Residivis Pembobol Tiga Sekolah di Blitar Diringkus Polisi

BLITAR, HeadlineJatim.com – Satuan Reserse Kriminal (Sat Reskrim) Polres Blitar berhasil meringkus seorang residivis kambuhan berinisial SP (46), warga Kecamatan Doko, Kabupaten Blitar. Tersangka ditangkap setelah teridentifikasi melalui rekaman CCTV saat melakukan aksi pembobolan di tiga gedung sekolah yang berbeda.

Pria yang diketahui sudah empat kali berurusan dengan hukum dalam kasus serupa ini, melancarkan aksinya menggunakan sepeda motor sport Kawasaki Ninja untuk mengangkut barang-barang curian.

Read More

Kapolres Blitar AKBP Rivanda, S.I.K melalui Wakapolres Blitar Kompol Rizky Fardian Caropeboka, menjelaskan bahwa penangkapan ini merupakan komitmen kepolisian dalam menjaga keamanan fasilitas pendidikan di wilayah hukum Blitar.

“Tersangka yang kami amankan ini merupakan residivis kasus yang sama. Ini adalah keempat kalinya ia berurusan dengan pihak kepolisian,” ujar Kompol Rizky dalam konferensi pers di Mapolres Blitar, Jumat (24/4/2026).

Berdasarkan hasil penyidikan, SP terbukti melakukan pencurian di tiga sekolah, yakni SDN Pagerwojo 3 (Kecamatan Doko), SDN Popoh 3 (Kecamatan Selopuro), dan MI Darul Huda (Kecamatan Doko).

Dari tangan tersangka, polisi menyita sejumlah barang bukti berupa dua unit laptop, satu proyektor, satu set speaker aktif, hard disk, hingga kipas angin. Total kerugian yang dialami pihak sekolah ditaksir mencapai Rp21,9 juta.
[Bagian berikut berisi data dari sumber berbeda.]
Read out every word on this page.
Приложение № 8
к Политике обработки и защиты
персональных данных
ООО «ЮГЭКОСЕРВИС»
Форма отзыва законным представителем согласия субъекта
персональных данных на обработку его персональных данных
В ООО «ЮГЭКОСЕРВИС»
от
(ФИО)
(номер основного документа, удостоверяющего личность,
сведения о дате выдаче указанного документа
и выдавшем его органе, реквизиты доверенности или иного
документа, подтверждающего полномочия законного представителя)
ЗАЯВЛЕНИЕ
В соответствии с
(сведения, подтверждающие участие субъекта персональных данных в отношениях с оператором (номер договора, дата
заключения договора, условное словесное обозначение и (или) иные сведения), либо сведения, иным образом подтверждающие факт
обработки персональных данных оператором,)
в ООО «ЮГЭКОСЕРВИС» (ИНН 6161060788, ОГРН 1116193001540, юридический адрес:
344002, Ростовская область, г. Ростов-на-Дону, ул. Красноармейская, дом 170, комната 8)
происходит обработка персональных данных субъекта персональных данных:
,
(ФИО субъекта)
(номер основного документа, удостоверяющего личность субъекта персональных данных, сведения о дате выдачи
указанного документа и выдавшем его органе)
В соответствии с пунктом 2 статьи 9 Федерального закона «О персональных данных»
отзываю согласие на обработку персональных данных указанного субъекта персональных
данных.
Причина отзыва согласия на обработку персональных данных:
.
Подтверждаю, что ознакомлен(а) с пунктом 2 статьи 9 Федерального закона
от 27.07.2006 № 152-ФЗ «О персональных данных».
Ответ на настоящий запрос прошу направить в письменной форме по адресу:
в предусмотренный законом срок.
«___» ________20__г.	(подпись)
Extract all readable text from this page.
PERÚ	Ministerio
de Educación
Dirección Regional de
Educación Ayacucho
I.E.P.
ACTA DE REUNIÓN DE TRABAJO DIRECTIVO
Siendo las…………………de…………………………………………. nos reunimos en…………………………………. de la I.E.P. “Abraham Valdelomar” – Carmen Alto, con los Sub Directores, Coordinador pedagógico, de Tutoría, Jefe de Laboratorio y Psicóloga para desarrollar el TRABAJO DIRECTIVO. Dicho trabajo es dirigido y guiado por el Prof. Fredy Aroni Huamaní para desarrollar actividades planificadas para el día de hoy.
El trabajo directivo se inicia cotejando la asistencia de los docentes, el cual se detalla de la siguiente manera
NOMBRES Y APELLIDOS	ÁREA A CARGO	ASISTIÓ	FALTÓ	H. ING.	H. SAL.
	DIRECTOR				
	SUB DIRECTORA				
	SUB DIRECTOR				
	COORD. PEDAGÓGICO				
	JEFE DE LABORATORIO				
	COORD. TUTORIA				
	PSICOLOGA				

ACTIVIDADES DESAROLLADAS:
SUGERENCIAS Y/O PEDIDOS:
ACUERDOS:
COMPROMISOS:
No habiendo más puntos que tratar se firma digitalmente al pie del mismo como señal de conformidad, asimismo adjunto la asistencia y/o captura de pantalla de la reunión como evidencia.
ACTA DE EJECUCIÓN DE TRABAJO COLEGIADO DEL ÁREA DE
Petugas juga mengamankan unit Kawasaki Ninja yang digunakan tersangka sebagai sarana kejahatan.

“Barang bukti ini nantinya akan kami kembalikan ke pihak sekolah setelah seluruh proses hukum selesai, mengingat barang-barang tersebut merupakan fasilitas penting untuk keperluan belajar mengajar,” tambahnya.

Atas perbuatannya, tersangka SP kini mendekam di sel tahanan dan dijerat dengan Pasal 363 KUHP tentang pencurian dengan pemberatan. Sesuai dengan ketentuan hukum yang berlaku, tersangka terancam hukuman pidana penjara maksimal tujuh tahun.

Polres Blitar mengimbau kepada seluruh pihak sekolah agar memperketat pengamanan lingkungan sekolah, terutama pada jam-jam rawan, guna meminimalisir potensi kriminalitas serupa di masa mendatang.